Pope: Catholic Church Is Korea’s ‘Guardian of Memory and Hope’

In his weekly general audience, the Holy Father reflected on his just-concluded apostolic visit to the Asian nation.

Pope Francis addresses religious communities Aug. 16 in Kkottongnaeon, South Korea.
Pope Francis addresses religious communities Aug. 16 in Kkottongnaeon, South Korea. (photo: Alan Holdren/CNA)

VATICAN CITY — Pope Francis discussed his recent trip to South Korea in his Aug. 20 general audience address, saying its significance is found in the three words of memory, hope and witness.

In South Korea, “the Church is the guardian of memory and of hope and is a spiritual family in which adults transmit to youths the torch of the faith received from the elderly; the memory of the witnesses of the past becomes a new witness in the present and hope for the future,” he said in the Vatican’s Paul VI Hall. 



“In light of this, it is possible to read the two principal events of this voyage: the beatification of 124 Korean martyrs, who are added to those canonized 30 years ago by St. John Paul II, and the encounter with the youth on the occasion of the Sixth Asian Youth Day.”

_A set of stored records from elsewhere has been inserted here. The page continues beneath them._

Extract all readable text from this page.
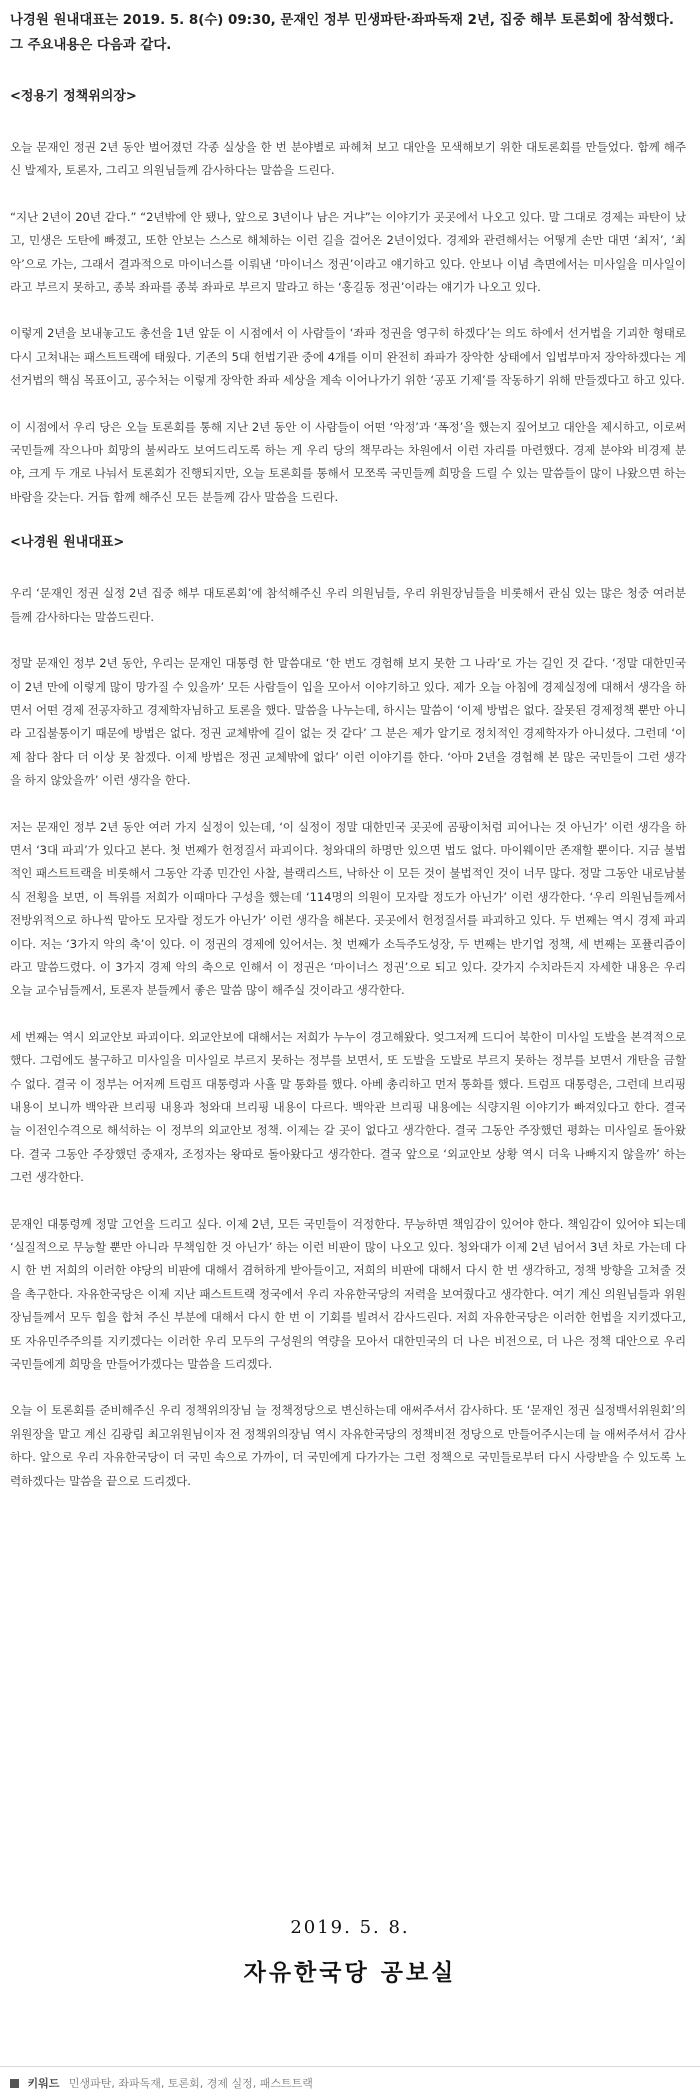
나경원 원내대표는 2019. 5. 8(수) 09:30, 문재인 정부 민생파탄·좌파독재 2년, 집중 해부 토론회에 참석했다. 그 주요내용은 다음과 같다.

<정용기 정책위의장>

오늘 문재인 정권 2년 동안 벌어졌던 각종 실상을 한 번 분야별로 파헤쳐 보고 대안을 모색해보기 위한 대토론회를 만들었다. 함께 해주신 발제자, 토론자, 그리고 의원님들께 감사하다는 말씀을 드린다.

“지난 2년이 20년 같다.” “2년밖에 안 됐나, 앞으로 3년이나 남은 거냐”는 이야기가 곳곳에서 나오고 있다. 말 그대로 경제는 파탄이 났고, 민생은 도탄에 빠졌고, 또한 안보는 스스로 해체하는 이런 길을 걸어온 2년이었다. 경제와 관련해서는 어떻게 손만 대면 ‘최저’, ‘최악’으로 가는, 그래서 결과적으로 마이너스를 이뤄낸 ‘마이너스 정권’이라고 얘기하고 있다. 안보나 이념 측면에서는 미사일을 미사일이라고 부르지 못하고, 종북 좌파를 종북 좌파로 부르지 말라고 하는 ‘홍길동 정권’이라는 얘기가 나오고 있다.

이렇게 2년을 보내놓고도 총선을 1년 앞둔 이 시점에서 이 사람들이 ‘좌파 정권을 영구히 하겠다’는 의도 하에서 선거법을 기괴한 형태로 다시 고쳐내는 패스트트랙에 태웠다. 기존의 5대 헌법기관 중에 4개를 이미 완전히 좌파가 장악한 상태에서 입법부마저 장악하겠다는 게 선거법의 핵심 목표이고, 공수처는 이렇게 장악한 좌파 세상을 계속 이어나가기 위한 ‘공포 기제’를 작동하기 위해 만들겠다고 하고 있다.

이 시점에서 우리 당은 오늘 토론회를 통해 지난 2년 동안 이 사람들이 어떤 ‘악정’과 ‘폭정’을 했는지 짚어보고 대안을 제시하고, 이로써 국민들께 작으나마 희망의 불씨라도 보여드리도록 하는 게 우리 당의 책무라는 차원에서 이런 자리를 마련했다. 경제 분야와 비경제 분야, 크게 두 개로 나눠서 토론회가 진행되지만, 오늘 토론회를 통해서 모쪼록 국민들께 희망을 드릴 수 있는 말씀들이 많이 나왔으면 하는 바람을 갖는다. 거듭 함께 해주신 모든 분들께 감사 말씀을 드린다.

<나경원 원내대표>

우리 ‘문재인 정권 실정 2년 집중 해부 대토론회’에 참석해주신 우리 의원님들, 우리 위원장님들을 비롯해서 관심 있는 많은 청중 여러분들께 감사하다는 말씀드린다.

정말 문재인 정부 2년 동안, 우리는 문재인 대통령 한 말씀대로 ‘한 번도 경험해 보지 못한 그 나라’로 가는 길인 것 같다. ‘정말 대한민국이 2년 만에 이렇게 많이 망가질 수 있을까’ 모든 사람들이 입을 모아서 이야기하고 있다. 제가 오늘 아침에 경제실정에 대해서 생각을 하면서 어떤 경제 전공자하고 경제학자님하고 토론을 했다. 말씀을 나누는데, 하시는 말씀이 ‘이제 방법은 없다. 잘못된 경제정책 뿐만 아니라 고집불통이기 때문에 방법은 없다. 정권 교체밖에 길이 없는 것 같다’ 그 분은 제가 알기로 정치적인 경제학자가 아니셨다. 그런데 ‘이제 참다 참다 더 이상 못 참겠다. 이제 방법은 정권 교체밖에 없다’ 이런 이야기를 한다. ‘아마 2년을 경험해 본 많은 국민들이 그런 생각을 하지 않았을까’ 이런 생각을 한다.

저는 문재인 정부 2년 동안 여러 가지 실정이 있는데, ‘이 실정이 정말 대한민국 곳곳에 곰팡이처럼 피어나는 것 아닌가’ 이런 생각을 하면서 ‘3대 파괴’가 있다고 본다. 첫 번째가 헌정질서 파괴이다. 청와대의 하명만 있으면 법도 없다. 마이웨이만 존재할 뿐이다. 지금 불법적인 패스트트랙을 비롯해서 그동안 각종 민간인 사찰, 블랙리스트, 낙하산 이 모든 것이 불법적인 것이 너무 많다. 정말 그동안 내로남불식 전횡을 보면, 이 특위를 저희가 이때마다 구성을 했는데 ‘114명의 의원이 모자랄 정도가 아닌가’ 이런 생각한다. ‘우리 의원님들께서 전방위적으로 하나씩 맡아도 모자랄 정도가 아닌가’ 이런 생각을 해본다. 곳곳에서 헌정질서를 파괴하고 있다. 두 번째는 역시 경제 파괴이다. 저는 ‘3가지 악의 축’이 있다. 이 정권의 경제에 있어서는. 첫 번째가 소득주도성장, 두 번째는 반기업 정책, 세 번째는 포퓰리즘이라고 말씀드렸다. 이 3가지 경제 악의 축으로 인해서 이 정권은 ‘마이너스 정권’으로 되고 있다. 갖가지 수치라든지 자세한 내용은 우리 오늘 교수님들께서, 토론자 분들께서 좋은 말씀 많이 해주실 것이라고 생각한다.

세 번째는 역시 외교안보 파괴이다. 외교안보에 대해서는 저희가 누누이 경고해왔다. 엊그저께 드디어 북한이 미사일 도발을 본격적으로 했다. 그럼에도 불구하고 미사일을 미사일로 부르지 못하는 정부를 보면서, 또 도발을 도발로 부르지 못하는 정부를 보면서 개탄을 금할 수 없다. 결국 이 정부는 어저께 트럼프 대통령과 사흘 말 통화를 했다. 아베 총리하고 먼저 통화를 했다. 트럼프 대통령은, 그런데 브리핑 내용이 보니까 백악관 브리핑 내용과 청와대 브리핑 내용이 다르다. 백악관 브리핑 내용에는 식량지원 이야기가 빠져있다고 한다. 결국 늘 이전인수격으로 해석하는 이 정부의 외교안보 정책. 이제는 갈 곳이 없다고 생각한다. 결국 그동안 주장했던 평화는 미사일로 돌아왔다. 결국 그동안 주장했던 중재자, 조정자는 왕따로 돌아왔다고 생각한다. 결국 앞으로 ‘외교안보 상황 역시 더욱 나빠지지 않을까’ 하는 그런 생각한다.

문재인 대통령께 정말 고언을 드리고 싶다. 이제 2년, 모든 국민들이 걱정한다. 무능하면 책임감이 있어야 한다. 책임감이 있어야 되는데 ‘실질적으로 무능할 뿐만 아니라 무책임한 것 아닌가’ 하는 이런 비판이 많이 나오고 있다. 청와대가 이제 2년 넘어서 3년 차로 가는데 다시 한 번 저희의 이러한 야당의 비판에 대해서 겸허하게 받아들이고, 저희의 비판에 대해서 다시 한 번 생각하고, 정책 방향을 고쳐줄 것을 촉구한다. 자유한국당은 이제 지난 패스트트랙 정국에서 우리 자유한국당의 저력을 보여줬다고 생각한다. 여기 계신 의원님들과 위원장님들께서 모두 힘을 합쳐 주신 부분에 대해서 다시 한 번 이 기회를 빌려서 감사드린다. 저희 자유한국당은 이러한 헌법을 지키겠다고, 또 자유민주주의를 지키겠다는 이러한 우리 모두의 구성원의 역량을 모아서 대한민국의 더 나은 비전으로, 더 나은 정책 대안으로 우리 국민들에게 희망을 만들어가겠다는 말씀을 드리겠다.

오늘 이 토론회를 준비해주신 우리 정책위의장님 늘 정책정당으로 변신하는데 애써주셔서 감사하다. 또 ‘문재인 정권 실정백서위원회’의 위원장을 맡고 계신 김광림 최고위원님이자 전 정책위의장님 역시 자유한국당의 정책비전 정당으로 만들어주시는데 늘 애써주셔서 감사하다. 앞으로 우리 자유한국당이 더 국민 속으로 가까이, 더 국민에게 다가가는 그런 정책으로 국민들로부터 다시 사랑받을 수 있도록 노력하겠다는 말씀을 끝으로 드리겠다.

2019. 5. 8.
자유한국당 공보실
키워드 민생파탄, 좌파독재, 토론회, 경제 실정, 패스트트랙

The Pope began his address giving thanks for the great gift of his visit to Korea, calling the Church there both “youthful and dynamic, founded upon the witness of the martyrs and animated by a missionary spirit.”



He noted that the Republic of Korea “is a nation which has had a remarkable and rapid economic development. Its inhabitants are hardworking, disciplined, ordered and must maintain the strength inherited from their ancestors.”



Youth are always “searching for that which makes life worth living, and the martyrs bear witness to that, indeed, to that One for whom it is worth to give up one’s life. This really is the love of God, who took flesh in Jesus, the witness of the Father.”


Pope Francis discussed how the Church in Korea is “guardian also of the memory of the primary role of the laity in the dawn of the faith. … In that land, in fact, the Christian community was not founded by missionaries, but by a group of Korean youth in the second half of the 1700s, who were fascinated by certain Christian texts, who studied them profoundly and chose them as a rule of life.”



One of these, a layman, traveled to China to be baptized, and he in turn baptized his companions, the Pope said.
“From that first nucleus, there developed a great community, which, from the beginning and for a century, suffered violent persecution, with thousands of martyrs.”



Saying that the first Korean Christians modeled themselves on the apostolic community in Jerusalem, “transcending all social differences,” Pope Francis encouraged the contemporary community “to be generous in sharing with the most poor and with the excluded.”


 

The Encounter of Faith and Culture

Discussing the encounter of the faith with different cultures, the Holy Father said the Christian experience in Korea shows that “Christ does not annul culture, does not suppress the pilgrimage of peoples who, through the centuries and millennia, seek truth and practice the love of God and their neighbor. Christ does not abolish that which is good, but carries it forward, brings it to completion.”



“What Christ instead combats and defeats is the wicked [devil], who sows discord between man and man, between people and people, who generates exclusion for the sake of the idolatry of money, who sows the poison of nothingness into the hearts of the youth.”



“If we remain in [Christ], in his love, we too, like the martyrs, can live and witness his victory,” he emphasized.



Having faith in this, he said, “we prayed, and, still now, we pray that all the sons of the Korean land, who suffer the consequences of war and division, may make a journey of fraternity and reconciliation.”



Noting that the trip had been illuminated by the feast of the assumption of Mary, Pope Francis entrusted the people of Korea to her maternal intercession.